After several months of watching Oneiric evolve, I’m really disappointed. I was hoping for many more bug fixes before today’s release, but I just got more and more bugs.  Here are some of the ones that annoy me on a frequent basis:

  • Compiz no longer runs smoothly in KDE.  Flickering and artifacts that were all cleaned up in Maverick are all back with a vengeance.
  • Compiz has been broken so that it hangs repeatedly whenever KDE panels are used – particularly stuff like the new activity manager, or even just resizing a panel.
  • Compiz itself now prevents panels from appearing when it’s set as the default window manager, so that you must kill compiz and start the KDE window manager on every boot just to see your panels.
  • KDE itself has been broken so that the window manager crashes on EVERY single exit.  You can’t shut down the computer without having to hit close on two separate “KDE window manager has crashed” windows
  • There’s the dreaded “Kernel is taking too much power” bug that was only recently “fixed”.  Actually, it wasn’t fixed, but with a few custom kernel parameters, becomes manageable.
  • Oneiric decided to go with the brcmsmac driver for my wireless card.  The driver works fine, but it’s in developmental stage, so there’s no power management for the driver, making it take up 3-5W of power.  For a laptop, that’s just inexcusable – it’s about 30-50% of my total battery draw (usually 11-15W after a lot of manual tuning)!
  • Something totally botched up the NVidia dual monitor support. Even a month ago I was able to drive a second monitor from my video card, but it now fails to do so reliably.  I gave up the second monitor because turning the second monitor on and off 10-15 times in a row in the Nvidia settings panel just to get it to work is no longer a reasonable solution I’m willing to engage in.
  • Then there is the move to “alternate architecture” – I’m still not sure how this is supposed to work, but try getting skype to work.  It’s “fun”.  (Fun being defined as a pain in the ass that involves manually installing i386 libraries that are automagically removed every time you upgrade a package, because the 64-bit version just plain fails to work at all.)
  • Oh, and now Skype can’t see my microphone, but I’m not sure that’s an Ubuntu problem, although I doubt anything will be fixed now that Microsoft has bought Skype. (Again, not an Ubuntu problem…)

Anyhow, you get the idea.

It seems that KDE isn’t a priority for Ubuntu developers, and worse, I don’t think that Ubuntu devs are even aware of the breakage they’ve caused in compiz and KDE while re-purposing it for Unity.  Lack of testing might be one problem, but I suspect that they’re not really even interested in keeping compatibility – which was always one of the core virtues of GNU/Linux for me: interchangable parts.  I have no interest in switching to Unity, but I wish they wouldn’t break everything else for me in the rush to get Unity working for themselves.
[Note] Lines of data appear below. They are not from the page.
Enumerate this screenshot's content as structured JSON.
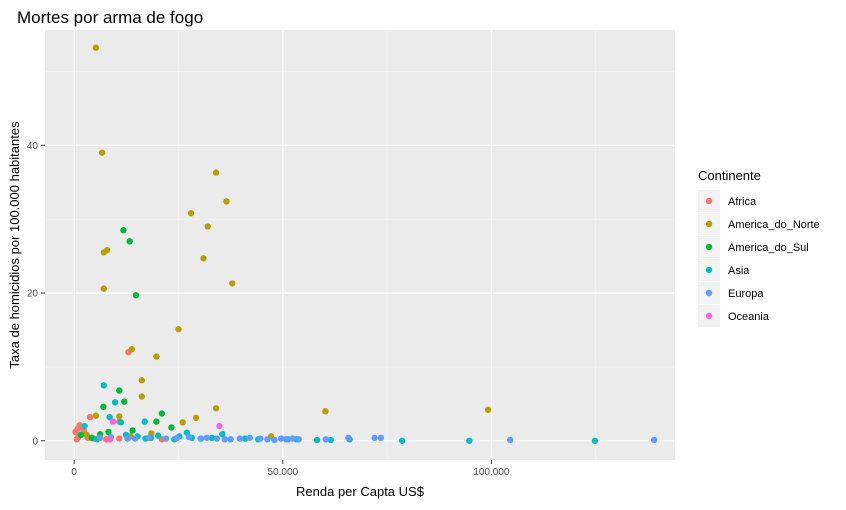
{
  "chart_data": {
    "type": "scatter",
    "title": "Mortes por arma de fogo",
    "xlabel": "Renda per Capta US$",
    "ylabel": "Taxa de homicidios por 100.000 habitantes",
    "xlim": [
      -7000,
      144000
    ],
    "ylim": [
      -2.6,
      55.6
    ],
    "x_ticks": [
      0,
      50000,
      100000
    ],
    "x_tick_labels": [
      "0",
      "50.000",
      "100.000"
    ],
    "y_ticks": [
      0,
      20,
      40
    ],
    "y_tick_labels": [
      "0",
      "20",
      "40"
    ],
    "grid": true,
    "legend": {
      "title": "Continente",
      "placement": "right"
    },
    "series": [
      {
        "name": "Africa",
        "color": "#F8766D",
        "points": [
          [
            300,
            1.2
          ],
          [
            800,
            1.6
          ],
          [
            1300,
            2.1
          ],
          [
            1700,
            1.9
          ],
          [
            2300,
            1.4
          ],
          [
            1000,
            0.5
          ],
          [
            3300,
            0.4
          ],
          [
            3800,
            3.2
          ],
          [
            4700,
            0.3
          ],
          [
            7700,
            0.2
          ],
          [
            10800,
            0.3
          ],
          [
            10800,
            2.6
          ],
          [
            13000,
            12.0
          ],
          [
            21000,
            0.2
          ],
          [
            600,
            0.2
          ]
        ]
      },
      {
        "name": "America_do_Norte",
        "color": "#B79F00",
        "points": [
          [
            5200,
            53.2
          ],
          [
            6700,
            39.0
          ],
          [
            7100,
            25.5
          ],
          [
            7900,
            25.8
          ],
          [
            7100,
            20.6
          ],
          [
            13800,
            12.4
          ],
          [
            19700,
            11.4
          ],
          [
            16200,
            8.2
          ],
          [
            16200,
            6.0
          ],
          [
            25000,
            15.1
          ],
          [
            28000,
            30.8
          ],
          [
            31000,
            24.7
          ],
          [
            32000,
            29.0
          ],
          [
            34000,
            36.3
          ],
          [
            36500,
            32.4
          ],
          [
            37900,
            21.3
          ],
          [
            34000,
            4.4
          ],
          [
            29200,
            3.1
          ],
          [
            26000,
            2.5
          ],
          [
            5200,
            3.4
          ],
          [
            10800,
            3.3
          ],
          [
            60200,
            4.0
          ],
          [
            99200,
            4.2
          ],
          [
            47200,
            0.6
          ],
          [
            3000,
            0.8
          ],
          [
            13500,
            0.6
          ],
          [
            18500,
            1.0
          ]
        ]
      },
      {
        "name": "America_do_Sul",
        "color": "#00BA38",
        "points": [
          [
            11800,
            28.5
          ],
          [
            13300,
            27.0
          ],
          [
            14800,
            19.7
          ],
          [
            10800,
            6.8
          ],
          [
            12000,
            5.3
          ],
          [
            7000,
            4.6
          ],
          [
            21000,
            3.7
          ],
          [
            19700,
            2.6
          ],
          [
            23300,
            1.8
          ],
          [
            14000,
            1.4
          ],
          [
            8200,
            1.2
          ],
          [
            6200,
            0.9
          ],
          [
            1600,
            0.8
          ],
          [
            4200,
            0.4
          ]
        ]
      },
      {
        "name": "Asia",
        "color": "#00BFC4",
        "points": [
          [
            7100,
            7.5
          ],
          [
            9800,
            5.2
          ],
          [
            8500,
            3.2
          ],
          [
            2500,
            2.0
          ],
          [
            16900,
            2.6
          ],
          [
            11200,
            2.5
          ],
          [
            12400,
            0.8
          ],
          [
            15200,
            0.6
          ],
          [
            17100,
            0.3
          ],
          [
            18400,
            0.4
          ],
          [
            20100,
            0.7
          ],
          [
            25200,
            0.6
          ],
          [
            27000,
            1.1
          ],
          [
            28200,
            0.4
          ],
          [
            30400,
            0.3
          ],
          [
            33000,
            0.4
          ],
          [
            35500,
            0.9
          ],
          [
            41000,
            0.3
          ],
          [
            44100,
            0.2
          ],
          [
            51200,
            0.2
          ],
          [
            53300,
            0.2
          ],
          [
            58200,
            0.1
          ],
          [
            61500,
            0.1
          ],
          [
            66000,
            0.2
          ],
          [
            78600,
            0.0
          ],
          [
            94700,
            0.0
          ],
          [
            124800,
            0.0
          ],
          [
            5500,
            0.2
          ],
          [
            24000,
            0.2
          ]
        ]
      },
      {
        "name": "Europa",
        "color": "#619CFF",
        "points": [
          [
            6200,
            0.4
          ],
          [
            8800,
            0.5
          ],
          [
            12800,
            0.3
          ],
          [
            14600,
            0.3
          ],
          [
            17900,
            0.4
          ],
          [
            22000,
            0.3
          ],
          [
            24600,
            0.4
          ],
          [
            27500,
            0.5
          ],
          [
            30300,
            0.3
          ],
          [
            31800,
            0.4
          ],
          [
            34200,
            0.3
          ],
          [
            36100,
            0.2
          ],
          [
            37500,
            0.2
          ],
          [
            39700,
            0.3
          ],
          [
            42100,
            0.4
          ],
          [
            44600,
            0.3
          ],
          [
            46300,
            0.2
          ],
          [
            48000,
            0.1
          ],
          [
            49600,
            0.3
          ],
          [
            50800,
            0.2
          ],
          [
            52300,
            0.3
          ],
          [
            53800,
            0.2
          ],
          [
            60300,
            0.2
          ],
          [
            65700,
            0.4
          ],
          [
            72000,
            0.4
          ],
          [
            73500,
            0.4
          ],
          [
            104500,
            0.1
          ],
          [
            139000,
            0.1
          ]
        ]
      },
      {
        "name": "Oceania",
        "color": "#F564E3",
        "points": [
          [
            8600,
            0.2
          ],
          [
            9300,
            2.6
          ],
          [
            34800,
            2.0
          ]
        ]
      }
    ]
  }
}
Alas, while I’m going to keep using Kubuntu for a little while longer, my love for the Ubuntu distros is fading.  I love bleeding edge, but I’m not a fan of this rampant (avoidable) breakage.

So, my advice – stay away from Kubuntu Oneiric Ocelot – it’s not worth the pain.  With any luck, some of these bugs will be fixed for the LTS release Pulverized Penguin Precise Pangolin.  But I won’t be holding my breath.